We think Craig Richardson’s brilliant. His Python Programming for Raspberry Pi book (available as a free download) remains one of the very best tools for stealthily teaching rigorous and useful computing concepts and programming tricks to kids that we’ve seen. Kids love Craig’s resources (we’ve found it hard to make them stop working and pack up to go home when we’ve run Craig’s bag of tricks in workshops); and whether you’re a teacher, a parent or an interested learner of any age, you’ll find something in there to get your teeth into.
Craig’s Minecraft resources will be available to buy in print later in the year (we know a lot of you prefer to have textbooks and other reference material available as a dead-tree book). Speaking of dead trees, Craig’s preferred method of teaching times tables is to get kids fighting Minecraft trees. It goes down about 1000% better than number squares.
Not prepared to stop at one giant tome of Minecraft goodness, Craig is working on new materials all the time: his latest batch is a set of recipe cards for workshops or the classroom, which we used at the first Picademy for teachers.
Minecraft: Pi Edition has huge potential for engaging people with programming. The Minecraft game is hugely popular with children and adults alike, as it allows enormous creativity. Combining it with Python programming on the Raspberry Pi opens up an even greater level of creative freedom, and is a massive incentive for learning to program.
Following on from the first draft of my Python Programming with Minecraft Pi book, I developed a set of recipe cards.
The recipe cards provide short example Python programs that interact with Minecraft Pi. They are designed to be accessible for complete beginners. Each recipe card teaches the basics of a programming concept, such as variables or loops, and includes detailed explanations of how the code works.

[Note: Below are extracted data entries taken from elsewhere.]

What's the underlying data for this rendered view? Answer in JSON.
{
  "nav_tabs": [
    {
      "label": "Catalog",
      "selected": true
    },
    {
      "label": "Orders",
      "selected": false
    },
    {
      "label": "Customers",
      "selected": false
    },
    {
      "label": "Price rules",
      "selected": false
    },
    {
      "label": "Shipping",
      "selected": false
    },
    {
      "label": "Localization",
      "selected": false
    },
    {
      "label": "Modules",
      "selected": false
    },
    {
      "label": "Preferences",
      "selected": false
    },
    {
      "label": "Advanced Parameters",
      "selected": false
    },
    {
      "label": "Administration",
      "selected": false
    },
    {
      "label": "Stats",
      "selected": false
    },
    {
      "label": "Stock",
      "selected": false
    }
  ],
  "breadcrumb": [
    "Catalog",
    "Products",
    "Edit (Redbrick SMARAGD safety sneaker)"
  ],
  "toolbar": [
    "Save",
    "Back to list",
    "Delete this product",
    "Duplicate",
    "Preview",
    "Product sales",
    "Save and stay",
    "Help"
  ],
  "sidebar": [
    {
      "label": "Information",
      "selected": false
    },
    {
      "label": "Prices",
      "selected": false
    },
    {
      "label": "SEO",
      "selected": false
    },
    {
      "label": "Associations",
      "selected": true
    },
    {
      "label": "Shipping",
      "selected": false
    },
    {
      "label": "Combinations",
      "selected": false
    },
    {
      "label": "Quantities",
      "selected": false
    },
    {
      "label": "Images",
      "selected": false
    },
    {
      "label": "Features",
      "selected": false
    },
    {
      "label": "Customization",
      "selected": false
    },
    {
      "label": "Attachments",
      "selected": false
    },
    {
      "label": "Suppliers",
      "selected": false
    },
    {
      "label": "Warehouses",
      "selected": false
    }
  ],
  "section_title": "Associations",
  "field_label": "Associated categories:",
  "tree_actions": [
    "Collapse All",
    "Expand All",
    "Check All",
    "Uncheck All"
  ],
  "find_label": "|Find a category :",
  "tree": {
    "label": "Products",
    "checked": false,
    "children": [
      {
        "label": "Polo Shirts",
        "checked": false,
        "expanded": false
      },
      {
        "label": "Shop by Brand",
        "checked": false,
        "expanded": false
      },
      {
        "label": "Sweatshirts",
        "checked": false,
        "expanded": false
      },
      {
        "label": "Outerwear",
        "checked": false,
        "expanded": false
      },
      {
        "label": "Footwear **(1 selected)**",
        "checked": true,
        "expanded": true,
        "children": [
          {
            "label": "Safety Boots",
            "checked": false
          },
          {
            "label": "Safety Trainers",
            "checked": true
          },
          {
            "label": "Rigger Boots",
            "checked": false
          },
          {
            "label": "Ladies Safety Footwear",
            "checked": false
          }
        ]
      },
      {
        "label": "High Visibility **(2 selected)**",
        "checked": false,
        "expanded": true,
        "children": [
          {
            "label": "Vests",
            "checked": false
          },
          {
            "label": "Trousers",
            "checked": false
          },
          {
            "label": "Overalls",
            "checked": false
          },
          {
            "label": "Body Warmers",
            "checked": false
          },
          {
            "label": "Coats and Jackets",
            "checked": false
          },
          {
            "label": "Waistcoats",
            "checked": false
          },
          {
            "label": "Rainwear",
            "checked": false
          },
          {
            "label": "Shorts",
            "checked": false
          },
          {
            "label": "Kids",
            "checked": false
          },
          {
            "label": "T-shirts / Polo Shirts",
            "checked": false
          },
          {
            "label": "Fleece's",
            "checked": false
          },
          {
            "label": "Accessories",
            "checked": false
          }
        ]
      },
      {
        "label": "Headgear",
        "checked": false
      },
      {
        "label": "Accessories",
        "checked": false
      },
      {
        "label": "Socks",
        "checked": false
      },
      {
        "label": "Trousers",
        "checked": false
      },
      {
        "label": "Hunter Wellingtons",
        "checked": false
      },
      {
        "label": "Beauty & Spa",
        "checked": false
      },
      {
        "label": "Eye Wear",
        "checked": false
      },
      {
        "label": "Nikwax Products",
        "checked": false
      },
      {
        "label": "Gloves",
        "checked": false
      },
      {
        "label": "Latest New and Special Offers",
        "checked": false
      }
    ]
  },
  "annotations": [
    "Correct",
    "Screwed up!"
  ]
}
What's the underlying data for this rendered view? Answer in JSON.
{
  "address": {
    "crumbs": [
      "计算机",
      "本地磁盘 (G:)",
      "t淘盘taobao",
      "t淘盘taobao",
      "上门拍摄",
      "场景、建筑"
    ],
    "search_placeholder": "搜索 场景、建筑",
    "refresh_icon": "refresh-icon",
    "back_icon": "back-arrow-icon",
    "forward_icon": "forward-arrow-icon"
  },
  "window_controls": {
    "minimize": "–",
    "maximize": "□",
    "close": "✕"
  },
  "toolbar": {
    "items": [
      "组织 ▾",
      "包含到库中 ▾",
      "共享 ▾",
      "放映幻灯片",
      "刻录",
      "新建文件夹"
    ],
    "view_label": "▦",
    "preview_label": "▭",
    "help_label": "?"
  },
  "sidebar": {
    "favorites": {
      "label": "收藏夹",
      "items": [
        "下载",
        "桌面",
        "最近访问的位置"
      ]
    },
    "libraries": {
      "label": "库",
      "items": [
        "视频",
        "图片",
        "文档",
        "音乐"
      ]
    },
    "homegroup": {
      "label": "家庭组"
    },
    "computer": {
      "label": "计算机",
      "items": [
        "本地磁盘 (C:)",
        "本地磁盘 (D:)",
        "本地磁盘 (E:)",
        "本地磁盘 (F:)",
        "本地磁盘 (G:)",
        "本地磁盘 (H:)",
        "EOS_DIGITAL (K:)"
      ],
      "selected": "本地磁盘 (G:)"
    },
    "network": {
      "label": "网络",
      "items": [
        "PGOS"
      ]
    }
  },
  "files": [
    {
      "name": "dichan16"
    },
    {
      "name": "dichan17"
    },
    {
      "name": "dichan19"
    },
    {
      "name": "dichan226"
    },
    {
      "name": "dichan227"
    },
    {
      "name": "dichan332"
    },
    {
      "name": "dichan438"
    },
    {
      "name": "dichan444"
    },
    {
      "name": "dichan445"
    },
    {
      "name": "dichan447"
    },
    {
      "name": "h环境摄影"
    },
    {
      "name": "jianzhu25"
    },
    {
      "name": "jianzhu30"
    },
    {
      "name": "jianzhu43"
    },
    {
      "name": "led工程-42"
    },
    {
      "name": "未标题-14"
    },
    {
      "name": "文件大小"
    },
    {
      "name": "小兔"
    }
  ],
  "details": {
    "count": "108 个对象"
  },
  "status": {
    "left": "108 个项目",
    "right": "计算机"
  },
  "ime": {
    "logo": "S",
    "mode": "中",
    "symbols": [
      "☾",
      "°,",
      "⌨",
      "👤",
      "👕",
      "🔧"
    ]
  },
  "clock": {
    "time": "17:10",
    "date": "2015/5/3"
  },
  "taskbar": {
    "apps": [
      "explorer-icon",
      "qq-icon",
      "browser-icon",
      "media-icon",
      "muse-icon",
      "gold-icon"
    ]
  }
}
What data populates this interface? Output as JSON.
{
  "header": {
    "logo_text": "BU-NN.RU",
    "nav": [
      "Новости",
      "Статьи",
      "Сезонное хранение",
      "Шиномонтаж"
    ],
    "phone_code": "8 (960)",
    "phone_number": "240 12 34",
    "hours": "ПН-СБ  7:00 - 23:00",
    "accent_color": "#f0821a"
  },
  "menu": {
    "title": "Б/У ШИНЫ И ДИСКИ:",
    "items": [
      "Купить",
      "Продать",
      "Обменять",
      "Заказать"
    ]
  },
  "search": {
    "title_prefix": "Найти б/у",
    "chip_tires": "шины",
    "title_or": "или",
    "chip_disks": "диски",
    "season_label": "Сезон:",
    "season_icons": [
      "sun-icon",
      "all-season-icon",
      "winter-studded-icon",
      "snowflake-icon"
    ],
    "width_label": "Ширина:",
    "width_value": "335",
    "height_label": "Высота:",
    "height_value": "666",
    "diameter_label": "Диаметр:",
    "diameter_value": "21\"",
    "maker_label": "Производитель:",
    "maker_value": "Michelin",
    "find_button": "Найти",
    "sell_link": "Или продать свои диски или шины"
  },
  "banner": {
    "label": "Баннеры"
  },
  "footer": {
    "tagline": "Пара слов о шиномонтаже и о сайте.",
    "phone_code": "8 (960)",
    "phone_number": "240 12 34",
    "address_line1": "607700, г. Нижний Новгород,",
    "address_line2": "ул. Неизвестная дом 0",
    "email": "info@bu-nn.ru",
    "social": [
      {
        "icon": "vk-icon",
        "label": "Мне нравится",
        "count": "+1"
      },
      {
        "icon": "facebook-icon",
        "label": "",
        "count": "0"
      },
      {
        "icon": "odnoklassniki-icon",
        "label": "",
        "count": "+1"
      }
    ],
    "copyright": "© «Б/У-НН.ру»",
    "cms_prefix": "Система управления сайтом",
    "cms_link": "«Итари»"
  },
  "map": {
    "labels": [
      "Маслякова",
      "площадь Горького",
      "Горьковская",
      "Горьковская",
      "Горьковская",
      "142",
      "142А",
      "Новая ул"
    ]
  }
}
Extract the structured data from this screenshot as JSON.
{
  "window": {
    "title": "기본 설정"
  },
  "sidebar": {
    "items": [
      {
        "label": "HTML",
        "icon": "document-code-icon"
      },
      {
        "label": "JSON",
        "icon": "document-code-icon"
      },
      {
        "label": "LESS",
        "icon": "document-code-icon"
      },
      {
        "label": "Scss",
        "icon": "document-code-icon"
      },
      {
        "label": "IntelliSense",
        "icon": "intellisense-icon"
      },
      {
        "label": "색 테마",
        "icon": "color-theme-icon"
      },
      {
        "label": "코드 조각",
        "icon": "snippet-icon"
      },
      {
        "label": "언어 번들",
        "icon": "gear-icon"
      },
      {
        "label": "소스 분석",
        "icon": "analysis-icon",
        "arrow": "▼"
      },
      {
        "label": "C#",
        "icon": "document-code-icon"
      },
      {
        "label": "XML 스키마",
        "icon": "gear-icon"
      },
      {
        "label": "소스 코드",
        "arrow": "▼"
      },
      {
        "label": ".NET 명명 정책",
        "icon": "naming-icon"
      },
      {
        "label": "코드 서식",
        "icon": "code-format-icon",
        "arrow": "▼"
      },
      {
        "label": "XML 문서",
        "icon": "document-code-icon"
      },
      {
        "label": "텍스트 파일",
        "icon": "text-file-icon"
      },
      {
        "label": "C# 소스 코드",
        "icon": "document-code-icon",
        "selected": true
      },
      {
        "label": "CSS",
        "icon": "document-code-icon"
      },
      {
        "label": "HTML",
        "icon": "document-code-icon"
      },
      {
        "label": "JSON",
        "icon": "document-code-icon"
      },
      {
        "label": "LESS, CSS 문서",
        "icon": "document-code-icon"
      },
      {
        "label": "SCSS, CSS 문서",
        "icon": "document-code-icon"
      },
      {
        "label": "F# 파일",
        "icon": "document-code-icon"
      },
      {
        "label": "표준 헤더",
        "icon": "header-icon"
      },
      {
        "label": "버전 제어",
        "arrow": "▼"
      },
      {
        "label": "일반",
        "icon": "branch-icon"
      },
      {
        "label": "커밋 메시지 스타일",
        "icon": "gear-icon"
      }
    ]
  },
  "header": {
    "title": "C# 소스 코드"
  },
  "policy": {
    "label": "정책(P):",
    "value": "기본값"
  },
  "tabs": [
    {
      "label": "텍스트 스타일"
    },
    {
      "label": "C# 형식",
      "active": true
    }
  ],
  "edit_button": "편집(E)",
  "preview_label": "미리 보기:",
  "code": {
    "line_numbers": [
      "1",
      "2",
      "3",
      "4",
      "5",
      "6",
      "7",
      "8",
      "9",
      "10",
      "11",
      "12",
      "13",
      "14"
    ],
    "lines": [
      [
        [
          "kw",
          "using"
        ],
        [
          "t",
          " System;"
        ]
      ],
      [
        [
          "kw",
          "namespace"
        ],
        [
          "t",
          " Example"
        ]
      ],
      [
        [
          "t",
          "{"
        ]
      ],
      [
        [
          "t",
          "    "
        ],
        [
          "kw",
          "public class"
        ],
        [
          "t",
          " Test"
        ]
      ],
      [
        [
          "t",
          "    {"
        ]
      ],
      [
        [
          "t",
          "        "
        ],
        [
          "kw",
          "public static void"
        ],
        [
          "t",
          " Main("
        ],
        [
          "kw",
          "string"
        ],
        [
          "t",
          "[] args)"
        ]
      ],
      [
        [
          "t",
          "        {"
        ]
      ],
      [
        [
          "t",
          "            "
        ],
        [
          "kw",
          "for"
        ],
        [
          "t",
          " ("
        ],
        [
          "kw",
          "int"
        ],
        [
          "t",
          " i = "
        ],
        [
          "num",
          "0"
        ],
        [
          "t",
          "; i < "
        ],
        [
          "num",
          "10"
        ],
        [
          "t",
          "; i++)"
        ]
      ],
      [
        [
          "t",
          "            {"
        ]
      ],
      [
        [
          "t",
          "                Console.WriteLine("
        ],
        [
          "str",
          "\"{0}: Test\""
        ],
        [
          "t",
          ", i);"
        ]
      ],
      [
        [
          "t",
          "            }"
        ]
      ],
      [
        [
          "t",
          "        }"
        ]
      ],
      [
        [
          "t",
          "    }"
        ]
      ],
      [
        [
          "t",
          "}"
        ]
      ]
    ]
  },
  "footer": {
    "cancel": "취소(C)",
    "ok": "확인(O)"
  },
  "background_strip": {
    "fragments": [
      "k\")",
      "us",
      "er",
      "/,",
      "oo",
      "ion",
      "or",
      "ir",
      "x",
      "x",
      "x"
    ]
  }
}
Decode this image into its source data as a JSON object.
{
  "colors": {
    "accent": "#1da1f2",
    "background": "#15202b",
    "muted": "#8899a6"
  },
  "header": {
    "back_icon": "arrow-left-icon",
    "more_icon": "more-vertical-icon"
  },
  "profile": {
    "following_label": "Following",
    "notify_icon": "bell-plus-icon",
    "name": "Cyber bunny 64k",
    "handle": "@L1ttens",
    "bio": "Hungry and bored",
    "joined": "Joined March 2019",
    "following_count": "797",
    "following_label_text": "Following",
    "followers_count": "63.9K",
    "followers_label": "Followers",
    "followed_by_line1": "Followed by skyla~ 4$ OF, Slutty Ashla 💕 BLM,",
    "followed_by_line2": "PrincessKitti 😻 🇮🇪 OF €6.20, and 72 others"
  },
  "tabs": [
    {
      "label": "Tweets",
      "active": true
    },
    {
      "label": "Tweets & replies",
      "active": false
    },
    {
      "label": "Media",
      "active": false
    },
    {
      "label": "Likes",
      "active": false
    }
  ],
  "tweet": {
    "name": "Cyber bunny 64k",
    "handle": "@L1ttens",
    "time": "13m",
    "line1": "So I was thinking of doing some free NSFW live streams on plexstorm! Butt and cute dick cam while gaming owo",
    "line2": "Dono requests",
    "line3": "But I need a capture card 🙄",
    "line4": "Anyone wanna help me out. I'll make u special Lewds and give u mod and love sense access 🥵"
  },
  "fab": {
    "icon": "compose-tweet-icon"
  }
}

When using the recipe cards to teach programming in workshops I’ve found that it is essential to leave scope for creativity. Having the opportunity to play and incorporate their own ideas into their programs is hugely beneficial for adults and children. It is more engaging than just copying code and helps develop a deeper understanding when they’re learning to program.
Creative freedom is one of the reasons that Minecraft is so popular, which is why it complements learning to program perfectly.
He’s right, too.
Several of you asked for a downloadable version of these cards when you saw the photographs from Picademy, so Craig has made them available on his website. Thanks so much Craig – we’re looking forward to seeing what comes next!